An arrest warrant was also obtained for Stephens on a charge of Conspiracy to Commit Murder. According to McCreary County Sheriff Gus Skinner, police found her vehicle in her garage but had to make entry into her home on KY 92 in Pine Knot at approximately 8 p.m. Friday night. She was found dead of an apparent self-inflicted gun shot wound.
Det. Correll said that while the investigations into both Taylor’s assault and Stephens’ death are still open, “the public should not have any grounds for concern” relating to further occurrences.

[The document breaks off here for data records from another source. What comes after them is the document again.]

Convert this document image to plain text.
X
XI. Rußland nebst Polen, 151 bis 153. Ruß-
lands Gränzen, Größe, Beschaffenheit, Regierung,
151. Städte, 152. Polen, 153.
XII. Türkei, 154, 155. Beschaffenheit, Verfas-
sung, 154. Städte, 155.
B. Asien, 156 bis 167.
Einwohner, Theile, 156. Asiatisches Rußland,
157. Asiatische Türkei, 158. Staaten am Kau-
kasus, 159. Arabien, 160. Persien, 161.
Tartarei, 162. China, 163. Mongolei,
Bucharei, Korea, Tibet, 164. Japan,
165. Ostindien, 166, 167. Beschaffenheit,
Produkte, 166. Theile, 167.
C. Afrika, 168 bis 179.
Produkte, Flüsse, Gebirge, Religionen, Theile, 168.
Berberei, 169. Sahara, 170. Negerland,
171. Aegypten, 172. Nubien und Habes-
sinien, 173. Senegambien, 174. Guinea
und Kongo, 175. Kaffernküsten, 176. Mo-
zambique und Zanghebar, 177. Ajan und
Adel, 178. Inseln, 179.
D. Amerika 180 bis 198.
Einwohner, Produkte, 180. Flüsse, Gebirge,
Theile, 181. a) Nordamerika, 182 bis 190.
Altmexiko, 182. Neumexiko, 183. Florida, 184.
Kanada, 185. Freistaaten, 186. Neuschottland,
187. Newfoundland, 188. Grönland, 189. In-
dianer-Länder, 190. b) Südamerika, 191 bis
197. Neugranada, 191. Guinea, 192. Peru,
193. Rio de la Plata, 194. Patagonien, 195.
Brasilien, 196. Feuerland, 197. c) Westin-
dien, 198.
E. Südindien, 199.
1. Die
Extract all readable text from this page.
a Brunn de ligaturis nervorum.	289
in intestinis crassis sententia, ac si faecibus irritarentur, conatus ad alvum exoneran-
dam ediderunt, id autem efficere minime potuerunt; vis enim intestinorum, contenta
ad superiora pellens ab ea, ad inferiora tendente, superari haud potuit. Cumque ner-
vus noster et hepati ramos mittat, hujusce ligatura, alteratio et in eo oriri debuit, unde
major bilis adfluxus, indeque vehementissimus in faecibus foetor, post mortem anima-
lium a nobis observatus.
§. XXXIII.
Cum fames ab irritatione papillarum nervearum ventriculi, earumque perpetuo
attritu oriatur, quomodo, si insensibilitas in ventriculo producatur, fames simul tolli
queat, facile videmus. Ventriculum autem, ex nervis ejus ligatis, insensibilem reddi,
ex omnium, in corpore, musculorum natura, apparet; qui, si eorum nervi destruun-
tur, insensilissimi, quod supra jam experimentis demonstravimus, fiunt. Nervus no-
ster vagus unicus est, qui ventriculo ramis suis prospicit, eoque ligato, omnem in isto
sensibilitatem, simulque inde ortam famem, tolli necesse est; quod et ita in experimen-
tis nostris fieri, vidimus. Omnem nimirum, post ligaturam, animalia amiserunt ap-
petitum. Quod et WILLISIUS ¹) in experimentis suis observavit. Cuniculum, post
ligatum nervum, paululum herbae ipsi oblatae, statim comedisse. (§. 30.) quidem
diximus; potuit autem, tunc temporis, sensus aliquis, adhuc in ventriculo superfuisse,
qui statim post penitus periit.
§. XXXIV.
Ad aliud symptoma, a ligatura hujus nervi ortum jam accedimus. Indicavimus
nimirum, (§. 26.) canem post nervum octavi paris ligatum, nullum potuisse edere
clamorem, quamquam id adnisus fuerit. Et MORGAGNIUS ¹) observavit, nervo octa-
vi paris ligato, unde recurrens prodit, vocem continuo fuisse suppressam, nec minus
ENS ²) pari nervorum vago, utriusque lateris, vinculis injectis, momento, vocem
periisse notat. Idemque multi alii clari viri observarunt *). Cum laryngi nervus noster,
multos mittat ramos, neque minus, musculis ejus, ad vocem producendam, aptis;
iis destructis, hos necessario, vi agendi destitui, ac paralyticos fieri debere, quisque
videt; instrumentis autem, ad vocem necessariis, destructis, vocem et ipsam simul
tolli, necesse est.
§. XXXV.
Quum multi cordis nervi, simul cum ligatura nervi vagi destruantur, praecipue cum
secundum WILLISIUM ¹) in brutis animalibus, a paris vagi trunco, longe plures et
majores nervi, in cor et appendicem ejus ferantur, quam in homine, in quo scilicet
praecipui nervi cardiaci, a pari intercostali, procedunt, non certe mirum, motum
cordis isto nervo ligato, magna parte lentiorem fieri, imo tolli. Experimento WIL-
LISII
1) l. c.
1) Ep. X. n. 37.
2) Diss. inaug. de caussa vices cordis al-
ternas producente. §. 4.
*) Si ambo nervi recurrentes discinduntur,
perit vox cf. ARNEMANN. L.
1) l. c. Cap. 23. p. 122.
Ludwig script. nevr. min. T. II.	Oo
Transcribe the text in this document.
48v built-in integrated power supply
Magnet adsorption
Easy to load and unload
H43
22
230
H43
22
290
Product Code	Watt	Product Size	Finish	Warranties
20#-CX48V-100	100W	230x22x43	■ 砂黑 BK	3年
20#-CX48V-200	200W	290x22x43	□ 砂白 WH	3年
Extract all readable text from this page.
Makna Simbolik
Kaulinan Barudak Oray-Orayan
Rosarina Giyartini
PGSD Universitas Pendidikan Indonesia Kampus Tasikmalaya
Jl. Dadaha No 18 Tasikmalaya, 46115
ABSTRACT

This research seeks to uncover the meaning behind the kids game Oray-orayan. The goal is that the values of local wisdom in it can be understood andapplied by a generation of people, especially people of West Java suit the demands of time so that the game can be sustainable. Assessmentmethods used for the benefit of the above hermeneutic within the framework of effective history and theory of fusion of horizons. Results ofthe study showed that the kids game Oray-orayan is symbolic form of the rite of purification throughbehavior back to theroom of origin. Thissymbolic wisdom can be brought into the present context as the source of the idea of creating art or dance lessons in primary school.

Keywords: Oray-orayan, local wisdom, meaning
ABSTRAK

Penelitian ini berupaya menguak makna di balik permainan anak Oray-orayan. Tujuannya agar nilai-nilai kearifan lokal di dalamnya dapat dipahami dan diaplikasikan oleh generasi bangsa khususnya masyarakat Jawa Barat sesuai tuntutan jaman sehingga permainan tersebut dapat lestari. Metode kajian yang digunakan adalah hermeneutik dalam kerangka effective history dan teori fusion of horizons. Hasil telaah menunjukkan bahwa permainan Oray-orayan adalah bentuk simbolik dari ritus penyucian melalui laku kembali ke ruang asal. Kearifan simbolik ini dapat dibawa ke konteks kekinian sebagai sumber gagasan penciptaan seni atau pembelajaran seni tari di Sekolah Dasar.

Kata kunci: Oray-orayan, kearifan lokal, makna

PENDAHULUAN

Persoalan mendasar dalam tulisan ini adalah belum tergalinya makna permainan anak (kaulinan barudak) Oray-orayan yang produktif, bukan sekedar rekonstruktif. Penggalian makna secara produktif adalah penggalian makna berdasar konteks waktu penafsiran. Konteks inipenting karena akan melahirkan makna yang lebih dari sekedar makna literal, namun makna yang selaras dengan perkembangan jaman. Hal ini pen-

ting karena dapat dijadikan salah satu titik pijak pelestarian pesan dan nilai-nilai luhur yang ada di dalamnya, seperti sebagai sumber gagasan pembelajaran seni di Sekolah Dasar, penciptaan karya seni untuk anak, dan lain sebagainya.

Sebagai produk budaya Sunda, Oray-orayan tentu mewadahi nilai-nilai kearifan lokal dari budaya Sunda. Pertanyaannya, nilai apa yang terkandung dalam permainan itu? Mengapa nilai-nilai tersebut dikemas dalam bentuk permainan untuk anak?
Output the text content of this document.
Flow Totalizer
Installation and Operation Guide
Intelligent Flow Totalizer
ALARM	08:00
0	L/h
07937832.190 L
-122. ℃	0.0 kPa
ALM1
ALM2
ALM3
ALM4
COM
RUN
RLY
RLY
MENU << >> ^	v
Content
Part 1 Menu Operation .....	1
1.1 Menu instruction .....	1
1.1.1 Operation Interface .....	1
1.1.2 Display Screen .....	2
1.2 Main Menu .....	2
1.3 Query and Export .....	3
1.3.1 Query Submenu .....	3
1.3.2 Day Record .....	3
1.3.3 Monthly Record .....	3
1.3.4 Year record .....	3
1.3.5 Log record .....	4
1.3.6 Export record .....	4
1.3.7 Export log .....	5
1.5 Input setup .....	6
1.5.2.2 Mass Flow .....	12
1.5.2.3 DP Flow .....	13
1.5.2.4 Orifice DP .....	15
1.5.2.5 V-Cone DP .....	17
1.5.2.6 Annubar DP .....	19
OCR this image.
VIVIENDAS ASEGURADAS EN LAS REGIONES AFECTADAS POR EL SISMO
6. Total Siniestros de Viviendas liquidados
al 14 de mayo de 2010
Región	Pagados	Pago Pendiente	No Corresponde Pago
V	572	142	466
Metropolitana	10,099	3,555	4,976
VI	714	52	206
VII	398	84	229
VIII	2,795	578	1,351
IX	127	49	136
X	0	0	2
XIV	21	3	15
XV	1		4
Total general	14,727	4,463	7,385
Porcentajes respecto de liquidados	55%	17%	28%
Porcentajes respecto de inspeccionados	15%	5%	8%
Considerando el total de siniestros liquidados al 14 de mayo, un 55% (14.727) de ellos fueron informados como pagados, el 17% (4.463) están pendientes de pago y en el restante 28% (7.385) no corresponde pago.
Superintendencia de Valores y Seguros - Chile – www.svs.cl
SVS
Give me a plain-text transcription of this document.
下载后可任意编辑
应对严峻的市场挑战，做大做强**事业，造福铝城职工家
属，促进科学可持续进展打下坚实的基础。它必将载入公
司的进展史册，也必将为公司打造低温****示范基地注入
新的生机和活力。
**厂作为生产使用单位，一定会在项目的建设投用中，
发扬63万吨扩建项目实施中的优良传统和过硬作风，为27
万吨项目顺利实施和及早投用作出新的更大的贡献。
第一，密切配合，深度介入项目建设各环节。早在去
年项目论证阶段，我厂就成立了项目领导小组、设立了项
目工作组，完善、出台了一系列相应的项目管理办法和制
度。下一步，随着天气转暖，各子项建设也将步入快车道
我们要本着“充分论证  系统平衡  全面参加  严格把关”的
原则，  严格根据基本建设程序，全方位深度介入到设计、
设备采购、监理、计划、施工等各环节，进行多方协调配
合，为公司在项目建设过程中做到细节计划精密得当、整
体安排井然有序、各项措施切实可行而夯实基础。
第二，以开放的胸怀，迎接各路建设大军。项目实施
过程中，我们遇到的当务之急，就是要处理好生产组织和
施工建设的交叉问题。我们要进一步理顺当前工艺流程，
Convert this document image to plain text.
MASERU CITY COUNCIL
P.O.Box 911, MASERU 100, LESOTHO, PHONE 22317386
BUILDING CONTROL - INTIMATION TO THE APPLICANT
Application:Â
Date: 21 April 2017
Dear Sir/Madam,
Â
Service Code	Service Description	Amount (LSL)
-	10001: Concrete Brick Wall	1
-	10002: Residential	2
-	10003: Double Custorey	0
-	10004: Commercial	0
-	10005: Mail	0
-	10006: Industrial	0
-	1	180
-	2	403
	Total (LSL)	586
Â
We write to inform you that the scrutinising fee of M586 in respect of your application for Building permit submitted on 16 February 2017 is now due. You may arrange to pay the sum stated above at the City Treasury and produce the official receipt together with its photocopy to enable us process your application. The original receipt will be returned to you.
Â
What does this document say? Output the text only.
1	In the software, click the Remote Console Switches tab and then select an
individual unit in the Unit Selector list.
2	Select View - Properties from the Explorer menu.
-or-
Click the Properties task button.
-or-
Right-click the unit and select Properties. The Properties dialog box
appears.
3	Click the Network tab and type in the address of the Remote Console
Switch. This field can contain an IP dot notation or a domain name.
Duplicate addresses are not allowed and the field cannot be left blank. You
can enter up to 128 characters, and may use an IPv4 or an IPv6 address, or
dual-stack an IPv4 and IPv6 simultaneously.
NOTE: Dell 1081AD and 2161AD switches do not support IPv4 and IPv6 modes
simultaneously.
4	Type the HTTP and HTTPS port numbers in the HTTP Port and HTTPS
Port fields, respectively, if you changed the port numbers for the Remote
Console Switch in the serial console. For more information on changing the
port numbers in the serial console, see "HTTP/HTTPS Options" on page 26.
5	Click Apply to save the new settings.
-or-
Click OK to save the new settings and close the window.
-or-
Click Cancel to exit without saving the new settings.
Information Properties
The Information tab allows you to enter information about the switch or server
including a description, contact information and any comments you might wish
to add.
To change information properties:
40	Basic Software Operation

Neither Det. Correll nor Sheriff Skinner could name the motive behind the murder-for-hire. Prater, a bartender, worked with Stephens, a waitress, at Guthrie’s River House, a popular Burnside restaurant. Though Stephens knew the Taylors as well as Prater, Det. Correll noted there was no apparent connection between Stephens and the two men who accompanied Prater during the Thursday morning attack.
“We have leads on their identities,” Det. Correll said.
Sheriff Skinner expressed to the Record his shock at how the investigation unfolded. Not only did he know Stephens, a local who also cut hair out of her home, but the sheriff was also marginally acquainted with Prater as a patron of the River House.
“It’s sad. She would always come over and talk with us,” Skinner said of Stephens’ waiting on tables at the restaurant. “The few times I saw the bartender…he didn’t seem like the type.”
In a jailhouse interview Sunday with WKYT/WYMT, Prater claimed he was involved only to “help” Debbie Taylor.
“My intent was to protect her. The guys I thought could help actually had a different intent and now I’m in here because of it,” Prater is quoted as saying. “I thought if I was in the hot seat then no one else would have been considered to hurt her.”
A man identifying himself as George Lay contacted the Record late last evening to protest Prater’s interview. Lay said he was one of the neighbors who went to help Taylor.
“I do believe with all my heart that he [Prater] intended to kill her,” Lay said. “The only thing that stopped him was that he thought I had a gun.”
Lay went on to describe how Prater tried to convince him that the men were investigating a drug case involving a murder in Pulaski County two years ago.
“You could only see their eyes,” Lay said of how they were dressed, adding he told them they looked more like crooks than law enforcement.
“We are going to protect our community,” Lay said. “We have to take care of each other.”
Sheriff Skinner stressed that Thursday’s attack was not random. “The public can rest assured that people aren’t just hitting houses,” he said.
At press time, authorities continue to search for the two remaining suspects. Det. Correll described them as two black males in their 20s, between 5’9” and 6-feet tall.
Prater remains lodged in the Laurel County Correctional Center.
Stephens’ obituary can be found in this week’s edition.